The laser resonator includes: an LBO crystal 40 for generating a second harmonic of the laser beam generated in the Nd:YVO.sub.4 crystal 45, the LBO crystal 40 being a non-linear optical crystal; and a lens 41 for controlling a laser mode of the LBO crystal 40. According to this laser system, the Nd:YVO.sub.4 crystal 45, which is a laser medium having a wide oscillation wavelength width, is used and the laser resonator is extent up to about 1 m by means of doubling the light path using the mirrors 54, 55 and 56, so that a number of longitudinal modes of the laser oscillation light is increased to about 100 axial modes. Thus, a fluctuation of the longitudinal mode output, which is caused by the green problem of the second harmonic generated in the LBO crystal 40, is decreased by mutual cancellation of fluctuations of outputs of a large number of longitudinal modes. Consequently, it is possible to apparently reduce the noises on the overall output of the laser system.

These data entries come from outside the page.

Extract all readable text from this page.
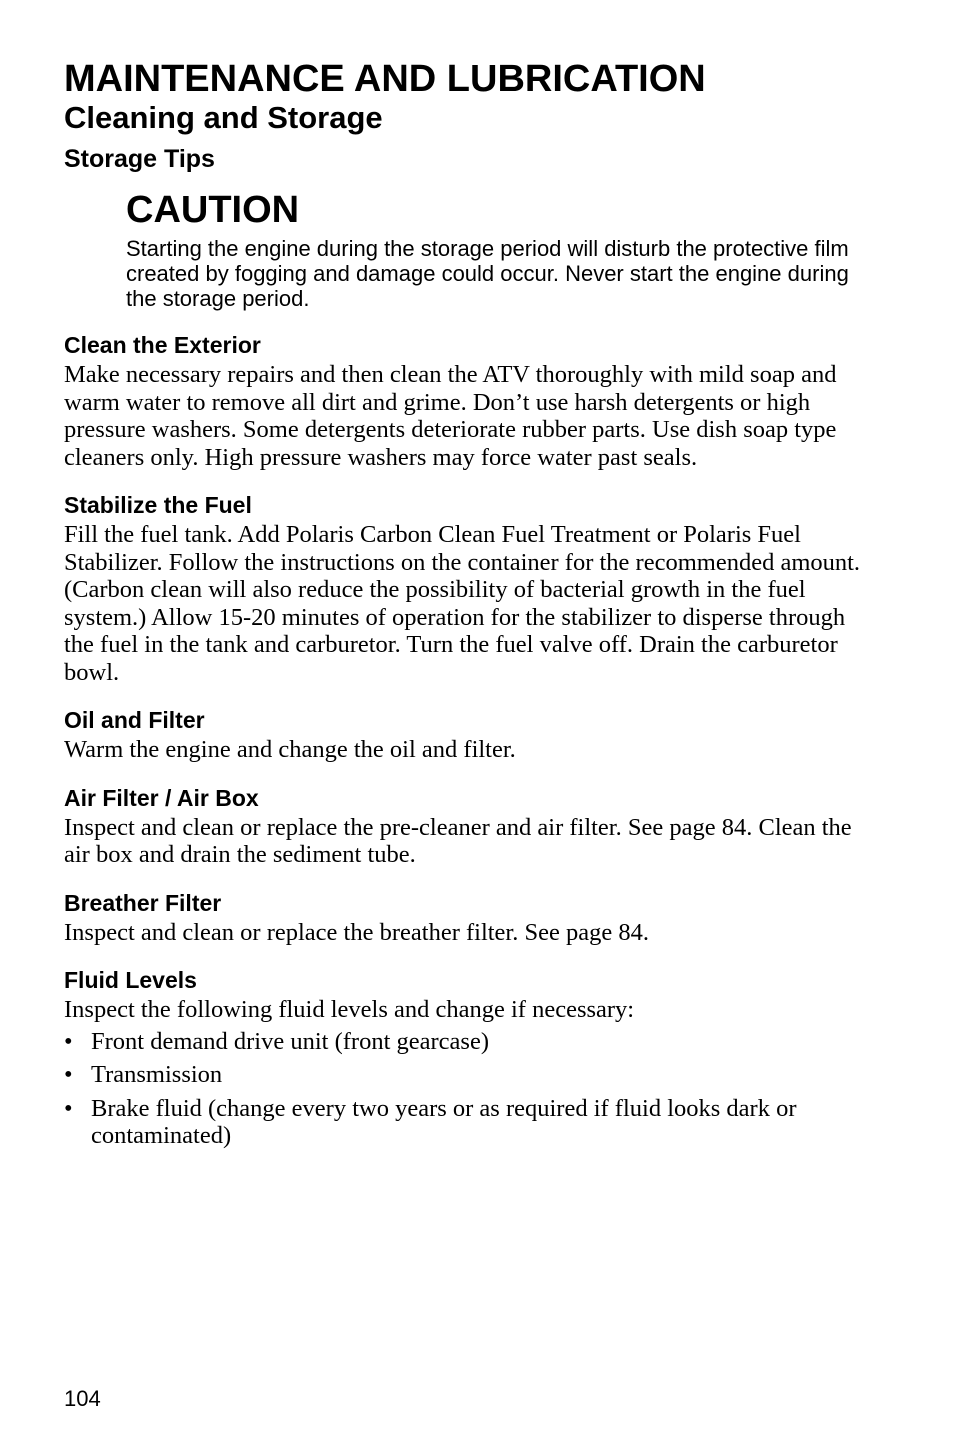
MAINTENANCE AND LUBRICATION
Cleaning and Storage
Storage Tips
CAUTION

Starting the engine during the storage period will disturb the protective film created by fogging and damage could occur. Never start the engine during the storage period.

Clean the Exterior

Make necessary repairs and then clean the ATV thoroughly with mild soap and warm water to remove all dirt and grime. Don’t use harsh detergents or high pressure washers. Some detergents deteriorate rubber parts. Use dish soap type cleaners only. High pressure washers may force water past seals.

Stabilize the Fuel

Fill the fuel tank. Add Polaris Carbon Clean Fuel Treatment or Polaris Fuel Stabilizer. Follow the instructions on the container for the recommended amount. (Carbon clean will also reduce the possibility of bacterial growth in the fuel system.) Allow 15-20 minutes of operation for the stabilizer to disperse through the fuel in the tank and carburetor. Turn the fuel valve off. Drain the carburetor bowl.

Oil and Filter

Warm the engine and change the oil and filter.

Air Filter / Air Box

Inspect and clean or replace the pre-cleaner and air filter. See page 84. Clean the air box and drain the sediment tube.

Breather Filter

Inspect and clean or replace the breather filter. See page 84.

Fluid Levels

Inspect the following fluid levels and change if necessary:

• Front demand drive unit (front gearcase)
• Transmission
• Brake fluid (change every two years or as required if fluid looks dark or contaminated)
104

However, according to the scheme shown in FIG. 9 in which quarter-wave plate is inserted, it is needed that two orthogonal polarization modes are oscillated in the associated single longitudinal axial modes, respectively. And a tolerance as to a reflecting power of the coating of the respective crystals and an alignment angle of the mirrors is narrow. Further, in order to maintain the noise-less state for a long time, there is a need to perform a temperature control for the respective parts and the resonator in its entirety with great accuracy.
Also in the scheme shown in FIG. 10 in which the Brewster plate is disposed, in order to stably maintain a single longitudinal mode, there is a need to control a temperature of the KTP crystal and a resonator length with great accuracy. Further, in the event that it is desired to obtain a high output power over 1 w, a high gain of laser medium is required. This makes it easy to bring about a plurality of longitudinal modes on the laser beam. The plurality of longitudinal modes causes noises due to the green problem to be generated. Thus, it is feared that an operational stability of the laser is damaged.
According to the laser system shown in FIG. 11, the resonator length is elongated and a number of longitudinal modes is established above 100 axial modes. This causes an oscillating wavelength band to expand. Thus, it is feared that the wavelength conversion efficiency is lowered since there is a limit in wavelength tolerance of the phase matching. Further, a distribution of the longitudinal modes is easily influenced by reflection of the optical elements or the like inserted into the resonator, and there is the possibility that the longitudinal modes each associated with mutually different frequencies are oscillated. In this case, it is feared that noises due to the green problem are generated. Furthermore, it is difficult to provide a miniaturization of the device because there is a need to provide a resonator length not less than 1 m. And in addition, the resonator is complicated in structure. Thus, it is feared that the mechanical stability is lowered. It is noted that it is very important for assembling parts into a laser device that an adjustment is easy and a degree of freedom in design is large.